Trees infested with two lined chestnut borer.  The infestation typically starts inthe upper canopy and progresses downwards over time. Note the thin appearance of the canopies and browned leaves. (Steve Katovich,

Life Cycle:  Two lined chestnut borer overwinters as larvae and pupae in infested trees.  Adult beetles emerge from trees through D-shaped holes in late May and are active until early July.  After mating, eggs are inserted into bark crevices and hatch in one to two weeks.  Larvae feed in cambial tissue just beneath the bark and cut off the vessels that transport food and water in the tree.  There is one generation of two lined chestnut borer per year.

Control:  The best defense against two lined chestnut borer is prevention.  Healthy, non-stressed trees will not attract two lined chestnut borer adults, and vigorous trees are able to fight off invading borers.  Several non-chemical approaches can be helpful for yard and landscape trees. Water oaks (approximately one inch of water per week) during dry periods to minimize drought stress and use proper mulching practices.  Avoid compacting soil, injuring roots during construction, or changing the soil grade or water drainage around trees.  Use good pruning practices to minimize risk of plant diseases and avoid damaging the bark. Remove and dispose of any two lined chestnut borer-infested wood before beetles emerge in mid-May.  Securely cover oak woodpiles with plastic tarps from mid-May through mid-July to limit borer movement. 

For small numbers of high-value yard and landscape trees, insecticide treatments are available to help protect trees from two lined chestnut borer and help them recover. Insecticide treatments are not feasible for large numbers of trees and large areas (e.g., woodlots and forested areas). Landowners with large wooded areas affected by two lined chestnut borer can reach out to a DNR forester for guidance.
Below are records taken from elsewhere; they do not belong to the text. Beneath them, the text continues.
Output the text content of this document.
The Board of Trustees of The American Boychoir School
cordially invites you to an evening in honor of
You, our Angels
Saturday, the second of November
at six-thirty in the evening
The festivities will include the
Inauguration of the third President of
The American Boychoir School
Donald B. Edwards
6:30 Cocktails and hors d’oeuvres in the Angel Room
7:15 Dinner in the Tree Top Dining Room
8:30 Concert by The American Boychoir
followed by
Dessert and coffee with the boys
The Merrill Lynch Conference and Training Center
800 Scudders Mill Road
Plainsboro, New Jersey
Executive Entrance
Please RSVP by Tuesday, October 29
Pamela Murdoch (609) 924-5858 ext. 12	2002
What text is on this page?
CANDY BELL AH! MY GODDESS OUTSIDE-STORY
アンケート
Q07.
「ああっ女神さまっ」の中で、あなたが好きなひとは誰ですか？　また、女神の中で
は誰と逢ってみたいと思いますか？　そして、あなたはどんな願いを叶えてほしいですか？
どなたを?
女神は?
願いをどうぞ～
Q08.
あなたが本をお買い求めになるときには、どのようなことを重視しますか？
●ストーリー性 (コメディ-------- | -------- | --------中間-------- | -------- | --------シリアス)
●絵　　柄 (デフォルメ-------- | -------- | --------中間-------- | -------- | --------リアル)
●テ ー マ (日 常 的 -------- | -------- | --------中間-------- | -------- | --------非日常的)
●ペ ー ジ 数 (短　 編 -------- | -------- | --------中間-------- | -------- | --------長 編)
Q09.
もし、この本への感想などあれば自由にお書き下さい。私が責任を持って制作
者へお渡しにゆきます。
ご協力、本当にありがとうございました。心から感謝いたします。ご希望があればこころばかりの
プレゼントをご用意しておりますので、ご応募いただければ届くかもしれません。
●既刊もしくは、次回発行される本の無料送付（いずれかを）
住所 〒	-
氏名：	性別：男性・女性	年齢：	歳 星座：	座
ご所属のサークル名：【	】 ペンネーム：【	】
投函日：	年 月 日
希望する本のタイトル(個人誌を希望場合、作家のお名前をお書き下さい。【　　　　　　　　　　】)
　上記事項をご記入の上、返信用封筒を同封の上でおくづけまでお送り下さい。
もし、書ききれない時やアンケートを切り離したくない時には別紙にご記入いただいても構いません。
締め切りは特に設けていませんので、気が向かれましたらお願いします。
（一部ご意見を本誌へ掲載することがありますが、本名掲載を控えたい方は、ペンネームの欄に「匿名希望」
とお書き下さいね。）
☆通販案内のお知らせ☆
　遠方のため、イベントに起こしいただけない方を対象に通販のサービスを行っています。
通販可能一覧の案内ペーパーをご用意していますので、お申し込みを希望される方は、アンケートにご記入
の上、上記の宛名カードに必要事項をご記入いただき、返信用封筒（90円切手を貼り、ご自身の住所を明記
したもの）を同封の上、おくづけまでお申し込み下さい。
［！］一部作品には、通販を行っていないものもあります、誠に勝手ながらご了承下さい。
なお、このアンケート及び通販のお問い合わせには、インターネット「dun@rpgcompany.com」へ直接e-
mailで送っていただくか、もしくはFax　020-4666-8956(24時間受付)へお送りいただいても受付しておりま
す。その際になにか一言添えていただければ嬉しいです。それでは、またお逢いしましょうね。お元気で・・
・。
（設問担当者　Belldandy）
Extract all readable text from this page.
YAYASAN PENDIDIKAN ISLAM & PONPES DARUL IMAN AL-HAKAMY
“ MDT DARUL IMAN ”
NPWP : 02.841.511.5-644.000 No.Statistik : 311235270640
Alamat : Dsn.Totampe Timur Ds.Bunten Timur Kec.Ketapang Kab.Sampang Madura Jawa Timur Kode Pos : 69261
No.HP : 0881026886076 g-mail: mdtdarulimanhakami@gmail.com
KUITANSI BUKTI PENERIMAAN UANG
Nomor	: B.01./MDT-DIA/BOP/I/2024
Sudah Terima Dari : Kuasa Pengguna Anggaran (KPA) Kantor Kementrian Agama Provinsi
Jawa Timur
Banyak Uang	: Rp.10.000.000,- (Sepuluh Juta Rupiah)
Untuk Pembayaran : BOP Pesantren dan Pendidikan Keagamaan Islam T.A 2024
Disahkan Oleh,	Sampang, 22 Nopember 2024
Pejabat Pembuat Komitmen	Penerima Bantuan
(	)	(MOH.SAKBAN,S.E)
Overall, the insecticide treatments for two lined chestnut borer are similar to those used to protect ash trees from emerald ash borer. Systemic insecticides (e.g., dinotefuran, imidacloprid, emamectin benzoate) can be applied to trees via soil drenches/injections, basal bark sprays or trunk injections.  These treatments are typically applied in spring, prior to adult two lined chestnut borer activity to maximize protection. These products are best applied by a professional arborist to trees that are in relatively good health. Trees with advanced infestations of two lined chestnut borer and significant canopy thinning (i.e., > 40% canopy loss) will be difficult to save.

Defoliation of oaks by leaf-feeding insects (such as spongy moths or forest tent caterpillars) can be a significant stress, so consider managing these pests as needed during outbreaks to help maintain tree health and prevent issues with two lined chestnut borer.